Cool Winter: Highlight natural contrast with the intensity of icy blonde, jet black, or brown colors.
Deep Winter: Dark and rich colors in the blacks and browns work well with cool underlying tones.
Tips You Should Remember
If you decide to change your hair color, consider your hair's health. Consulting a professional is always a smart move if you want to get optimal results. You also need to remember how much maintenance you're willing to tolerate; certain colors require more upkeep. Highlights or temporary colors are good options if you don't want to commit to a total change.
Look Your Best
If you want to find out what colors can flatter your appearance the most, then
seasonal hair color analysis can be the way to accomplish that. Your seasonal colors will be based on your general appearance and the coloring of your skin, hair, and eyes. Every color season has a specific palette that can bring harmony to your natural appearance.

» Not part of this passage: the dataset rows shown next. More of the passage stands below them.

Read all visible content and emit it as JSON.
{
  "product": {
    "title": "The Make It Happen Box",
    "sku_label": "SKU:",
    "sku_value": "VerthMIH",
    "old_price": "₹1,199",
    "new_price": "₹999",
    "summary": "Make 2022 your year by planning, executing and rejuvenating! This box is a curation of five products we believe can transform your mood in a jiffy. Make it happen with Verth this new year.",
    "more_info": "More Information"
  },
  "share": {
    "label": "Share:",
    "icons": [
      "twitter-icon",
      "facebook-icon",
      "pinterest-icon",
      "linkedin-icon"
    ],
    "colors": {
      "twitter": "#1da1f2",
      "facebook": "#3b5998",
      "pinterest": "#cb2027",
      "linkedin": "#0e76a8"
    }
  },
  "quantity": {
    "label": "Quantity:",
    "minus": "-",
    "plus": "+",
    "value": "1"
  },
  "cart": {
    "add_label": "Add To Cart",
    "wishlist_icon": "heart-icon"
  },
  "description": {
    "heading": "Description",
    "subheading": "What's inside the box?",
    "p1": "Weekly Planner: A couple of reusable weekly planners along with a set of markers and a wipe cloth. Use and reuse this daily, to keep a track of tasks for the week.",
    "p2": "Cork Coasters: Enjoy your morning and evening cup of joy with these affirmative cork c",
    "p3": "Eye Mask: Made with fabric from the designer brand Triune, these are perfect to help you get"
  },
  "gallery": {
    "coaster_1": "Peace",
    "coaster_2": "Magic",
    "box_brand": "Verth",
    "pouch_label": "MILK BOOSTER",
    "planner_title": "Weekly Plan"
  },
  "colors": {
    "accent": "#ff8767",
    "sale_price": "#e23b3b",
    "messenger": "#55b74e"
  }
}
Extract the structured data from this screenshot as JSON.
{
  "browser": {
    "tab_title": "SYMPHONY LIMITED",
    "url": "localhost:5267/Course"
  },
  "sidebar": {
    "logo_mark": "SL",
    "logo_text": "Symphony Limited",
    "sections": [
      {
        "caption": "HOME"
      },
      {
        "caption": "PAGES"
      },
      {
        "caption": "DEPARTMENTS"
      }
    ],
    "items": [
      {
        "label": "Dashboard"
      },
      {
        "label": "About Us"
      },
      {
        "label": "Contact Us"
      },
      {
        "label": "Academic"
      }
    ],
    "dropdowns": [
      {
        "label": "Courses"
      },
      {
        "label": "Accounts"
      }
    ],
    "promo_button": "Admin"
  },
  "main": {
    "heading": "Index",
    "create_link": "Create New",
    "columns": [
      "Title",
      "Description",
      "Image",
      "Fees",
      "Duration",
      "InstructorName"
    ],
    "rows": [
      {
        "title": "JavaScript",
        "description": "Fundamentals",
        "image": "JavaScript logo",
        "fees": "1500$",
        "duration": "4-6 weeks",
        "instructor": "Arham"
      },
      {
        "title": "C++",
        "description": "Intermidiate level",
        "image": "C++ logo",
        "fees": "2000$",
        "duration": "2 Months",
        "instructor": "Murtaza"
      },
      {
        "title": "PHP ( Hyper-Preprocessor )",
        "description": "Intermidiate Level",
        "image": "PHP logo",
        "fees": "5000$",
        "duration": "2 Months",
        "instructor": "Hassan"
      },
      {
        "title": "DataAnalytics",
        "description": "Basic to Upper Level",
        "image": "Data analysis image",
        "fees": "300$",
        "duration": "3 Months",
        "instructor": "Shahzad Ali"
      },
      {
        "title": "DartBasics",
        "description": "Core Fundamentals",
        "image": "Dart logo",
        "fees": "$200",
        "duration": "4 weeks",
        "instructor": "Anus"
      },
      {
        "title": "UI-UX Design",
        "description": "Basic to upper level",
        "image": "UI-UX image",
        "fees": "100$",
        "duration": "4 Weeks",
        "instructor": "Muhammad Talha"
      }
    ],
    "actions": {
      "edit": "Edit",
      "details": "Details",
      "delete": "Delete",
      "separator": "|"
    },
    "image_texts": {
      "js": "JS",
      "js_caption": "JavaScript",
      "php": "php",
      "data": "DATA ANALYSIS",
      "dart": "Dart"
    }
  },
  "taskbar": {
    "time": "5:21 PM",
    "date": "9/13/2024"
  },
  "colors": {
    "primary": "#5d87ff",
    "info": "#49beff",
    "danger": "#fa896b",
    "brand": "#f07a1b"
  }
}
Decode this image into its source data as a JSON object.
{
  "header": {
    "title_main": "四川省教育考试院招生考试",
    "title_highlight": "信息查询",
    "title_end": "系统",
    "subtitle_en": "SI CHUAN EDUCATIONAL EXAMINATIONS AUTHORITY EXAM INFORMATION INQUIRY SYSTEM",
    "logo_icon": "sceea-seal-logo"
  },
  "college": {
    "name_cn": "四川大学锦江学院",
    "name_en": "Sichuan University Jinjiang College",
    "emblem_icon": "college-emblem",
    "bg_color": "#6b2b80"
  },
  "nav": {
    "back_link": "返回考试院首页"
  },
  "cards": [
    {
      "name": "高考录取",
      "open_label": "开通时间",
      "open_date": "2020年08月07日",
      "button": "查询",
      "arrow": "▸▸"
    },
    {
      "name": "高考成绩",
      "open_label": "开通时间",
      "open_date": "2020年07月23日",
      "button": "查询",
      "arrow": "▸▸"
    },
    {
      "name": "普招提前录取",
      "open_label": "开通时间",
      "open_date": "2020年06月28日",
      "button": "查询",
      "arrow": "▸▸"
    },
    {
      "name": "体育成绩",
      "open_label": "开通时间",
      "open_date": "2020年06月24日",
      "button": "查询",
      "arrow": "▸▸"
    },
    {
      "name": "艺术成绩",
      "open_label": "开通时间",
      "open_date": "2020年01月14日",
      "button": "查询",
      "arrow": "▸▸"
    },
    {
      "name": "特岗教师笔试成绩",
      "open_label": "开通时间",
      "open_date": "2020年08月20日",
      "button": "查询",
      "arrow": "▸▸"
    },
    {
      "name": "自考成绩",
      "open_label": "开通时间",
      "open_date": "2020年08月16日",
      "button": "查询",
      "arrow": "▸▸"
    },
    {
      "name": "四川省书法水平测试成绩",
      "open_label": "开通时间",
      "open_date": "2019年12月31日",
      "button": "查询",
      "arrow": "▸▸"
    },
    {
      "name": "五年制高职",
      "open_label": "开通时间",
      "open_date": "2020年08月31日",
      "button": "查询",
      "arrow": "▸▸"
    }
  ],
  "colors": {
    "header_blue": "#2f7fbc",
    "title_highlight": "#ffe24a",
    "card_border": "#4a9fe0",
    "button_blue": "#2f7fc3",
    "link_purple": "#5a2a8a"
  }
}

Color analysis can be your path to finding the colors that look great, look good, or look bad on you. Knowing this information lets you start picking the best clothing colors for a stunning look while avoiding those that might make you look off.
Your
seasonal color analysis doesn't account for body shape or personality, but it is useful for finding clothing colors that have aspects similar to your natural features. Not only does this make dressing up well easier to accomplish, but it also can save you time and money. Avoid hair colors that don't work, and don't buy garments you won't feel great in. Remember that seasonal color theory is one tool that can help you, but it's not a written law you must follow. While it's generally applicable, not everyone has a skin complexion that falls into a specific season.